Following the important contributions of the late Marko Godina that included the concepts of emergency free tissue transfer, heterotopic replantation and end to side anastomosis for free tissue transfer, we expanded definitions of the emergency free flap, early coverage, primary and secondary microvascular reconstruction in an attempt to support the concept of early coverage whenever possible and staged extremity reconstruction when clinical and patient factors dictate such an approach.[22] It has served to help answer the question of the optimal timing of wound coverage and indications for immediate complete reconstruction as advocated by Godina (relying heavily on emergency free tissue transfer) compared with staged reconstruction using microsurgical techniques. There is a place for both approaches.[23]

In addition to defining new principles for extremity reconstruction using microsurgical techniques, we have investigated a variety of methods for monitoring flap viability and tissue perfusion. While we believe the time honoured method is always serial clinical observation by the surgeon and trained allied health personnel, we reported our experience with the laser Doppler.[24] It was effective at identifying acute arterial and venous thrombosis, but flap monitoring has evolved from the use of the laser Doppler that measured blood flow only in the superficial capillary bed, to the use of implantable Doppler probes which is currently our method of choice of invasive monitoring. These probes provide audible signals of pulsatile flow for arteries and venous flow that confirm vascular patency. We published one of the early clinical reports on the use of indocyanine green with the SPY system (Novadaq/Stryker) in an attempt to decrease free-flap partial necrosis.[25] This technology is similar to the use of fluorescein and a Woods lamp that historically was used to assess tissue perfusion.
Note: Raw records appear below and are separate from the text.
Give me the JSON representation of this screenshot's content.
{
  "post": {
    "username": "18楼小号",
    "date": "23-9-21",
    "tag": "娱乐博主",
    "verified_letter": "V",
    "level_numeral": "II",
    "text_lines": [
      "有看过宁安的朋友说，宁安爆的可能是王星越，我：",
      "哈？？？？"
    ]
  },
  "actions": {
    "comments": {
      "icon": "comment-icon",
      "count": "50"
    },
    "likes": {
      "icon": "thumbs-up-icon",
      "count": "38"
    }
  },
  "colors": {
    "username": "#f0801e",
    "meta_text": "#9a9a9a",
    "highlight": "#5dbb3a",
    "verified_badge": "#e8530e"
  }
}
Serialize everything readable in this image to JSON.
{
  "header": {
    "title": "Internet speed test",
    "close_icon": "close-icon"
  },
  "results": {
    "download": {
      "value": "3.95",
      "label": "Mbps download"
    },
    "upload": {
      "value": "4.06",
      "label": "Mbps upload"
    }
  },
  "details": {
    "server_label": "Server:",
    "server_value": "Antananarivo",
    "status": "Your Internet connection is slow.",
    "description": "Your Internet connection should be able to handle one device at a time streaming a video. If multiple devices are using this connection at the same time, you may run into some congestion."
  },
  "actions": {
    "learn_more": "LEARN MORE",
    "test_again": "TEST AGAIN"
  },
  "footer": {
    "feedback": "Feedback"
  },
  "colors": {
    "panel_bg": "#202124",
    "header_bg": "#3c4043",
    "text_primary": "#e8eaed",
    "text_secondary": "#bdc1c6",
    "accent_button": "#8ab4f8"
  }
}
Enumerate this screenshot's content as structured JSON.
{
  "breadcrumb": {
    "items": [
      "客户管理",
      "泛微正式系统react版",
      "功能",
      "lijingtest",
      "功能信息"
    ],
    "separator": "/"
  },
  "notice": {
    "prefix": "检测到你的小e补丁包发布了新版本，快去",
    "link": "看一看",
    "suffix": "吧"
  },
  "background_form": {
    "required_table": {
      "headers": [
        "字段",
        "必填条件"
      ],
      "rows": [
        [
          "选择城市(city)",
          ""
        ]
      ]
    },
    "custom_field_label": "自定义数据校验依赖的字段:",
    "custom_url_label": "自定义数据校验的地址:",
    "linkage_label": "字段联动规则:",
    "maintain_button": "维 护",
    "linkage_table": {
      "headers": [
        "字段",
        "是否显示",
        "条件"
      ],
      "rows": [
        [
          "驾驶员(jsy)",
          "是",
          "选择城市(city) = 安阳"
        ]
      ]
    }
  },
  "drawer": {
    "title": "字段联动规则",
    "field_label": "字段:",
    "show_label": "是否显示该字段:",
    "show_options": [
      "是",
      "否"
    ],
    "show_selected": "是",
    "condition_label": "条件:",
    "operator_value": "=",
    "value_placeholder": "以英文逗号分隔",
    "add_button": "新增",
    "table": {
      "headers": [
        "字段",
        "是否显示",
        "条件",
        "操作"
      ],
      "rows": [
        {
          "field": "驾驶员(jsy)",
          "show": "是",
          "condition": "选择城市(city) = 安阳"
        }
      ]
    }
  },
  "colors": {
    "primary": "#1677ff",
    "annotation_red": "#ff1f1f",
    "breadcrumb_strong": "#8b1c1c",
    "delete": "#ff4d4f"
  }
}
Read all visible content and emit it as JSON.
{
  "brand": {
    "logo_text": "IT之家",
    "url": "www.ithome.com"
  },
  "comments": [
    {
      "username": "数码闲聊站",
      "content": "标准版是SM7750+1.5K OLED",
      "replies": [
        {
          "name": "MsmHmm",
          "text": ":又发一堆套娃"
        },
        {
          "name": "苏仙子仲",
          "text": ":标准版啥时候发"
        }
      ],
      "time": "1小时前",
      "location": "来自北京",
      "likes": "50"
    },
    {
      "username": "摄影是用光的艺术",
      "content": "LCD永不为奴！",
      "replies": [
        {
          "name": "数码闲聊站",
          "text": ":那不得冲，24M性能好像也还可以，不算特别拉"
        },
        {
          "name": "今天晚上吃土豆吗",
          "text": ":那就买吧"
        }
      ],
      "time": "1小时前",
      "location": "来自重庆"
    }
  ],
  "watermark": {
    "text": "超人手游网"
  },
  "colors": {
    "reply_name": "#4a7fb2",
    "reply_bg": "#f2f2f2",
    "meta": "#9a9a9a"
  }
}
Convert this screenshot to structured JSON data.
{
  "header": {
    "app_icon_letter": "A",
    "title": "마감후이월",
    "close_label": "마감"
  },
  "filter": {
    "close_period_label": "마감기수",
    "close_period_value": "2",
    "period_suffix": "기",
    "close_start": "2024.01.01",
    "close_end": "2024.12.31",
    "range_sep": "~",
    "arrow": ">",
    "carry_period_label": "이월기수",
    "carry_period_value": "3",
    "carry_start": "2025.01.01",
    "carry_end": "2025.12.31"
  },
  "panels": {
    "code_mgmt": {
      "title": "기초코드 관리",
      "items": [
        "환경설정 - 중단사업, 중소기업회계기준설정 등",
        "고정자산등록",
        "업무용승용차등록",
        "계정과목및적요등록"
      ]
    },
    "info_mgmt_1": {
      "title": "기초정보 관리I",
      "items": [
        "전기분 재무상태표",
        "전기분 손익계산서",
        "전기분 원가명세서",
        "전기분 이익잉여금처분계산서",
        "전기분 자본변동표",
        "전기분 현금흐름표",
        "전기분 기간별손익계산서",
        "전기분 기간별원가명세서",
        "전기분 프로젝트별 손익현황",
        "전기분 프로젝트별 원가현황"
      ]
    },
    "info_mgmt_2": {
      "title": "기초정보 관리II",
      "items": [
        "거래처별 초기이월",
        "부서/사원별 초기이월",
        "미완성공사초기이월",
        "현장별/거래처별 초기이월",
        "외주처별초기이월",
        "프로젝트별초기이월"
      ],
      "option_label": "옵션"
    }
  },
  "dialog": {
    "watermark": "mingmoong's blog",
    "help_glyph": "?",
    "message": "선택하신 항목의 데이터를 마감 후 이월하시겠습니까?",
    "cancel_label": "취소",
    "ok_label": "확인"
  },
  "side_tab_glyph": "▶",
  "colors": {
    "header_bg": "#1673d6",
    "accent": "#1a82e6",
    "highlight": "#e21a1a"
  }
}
Our experience with pharmacologic agents for preventing thrombosis in microvascular surgery has been recently subjected to an evidence-based review and despite the use of heparin and other rheological agents, there is little evidence in the literature to support the use of heparin routinely for free tissue transfer.[26]

  Contributions to Tissue Tranfer Procedures Top

The evolution of intrinsic flaps and flap choices based on angiosomes and perforator vessels has added an armamentarium of soft-tissue reconstructive techniques for surgery of the upper and lower extremities.[27] While these flaps are considered non-microsurgical procedures because microvascular anastomosis is not required, the techniques of harvest are identical to those used in free tissue transfer. These have been popularised in North America and are now considered standard procedures for soft-tissue reconstruction. Similarly, the use of perforator-based pedicle flaps in the foot and ankle and leg has resulted in selection of these methods for coverage as an alternative to free tissue transfer. Although the use of lower extremity pedicle flaps has appeal, complication rates such as partial flap loss have been higher than patients that have undergone free tissue transfer for similar defects. According to our report on 70 sural flaps, this is particularly true in the dysvascular and diabetic limb.[28]

The uses of muscle and musculocutaneous flaps have been effective in the early era of microsurgery and have been effective in the treatment of musculoskeletal infections. An example of this is the use of the pedicle latissimus flap that can be used for elbow coverage and functional restoration of biceps and triceps function following trauma, infection or tumour resection of arm compartments. The use of muscle flaps in septic cases has been the subject of our investigative work in the laboratory and clinically.[29],[30],[31],[32]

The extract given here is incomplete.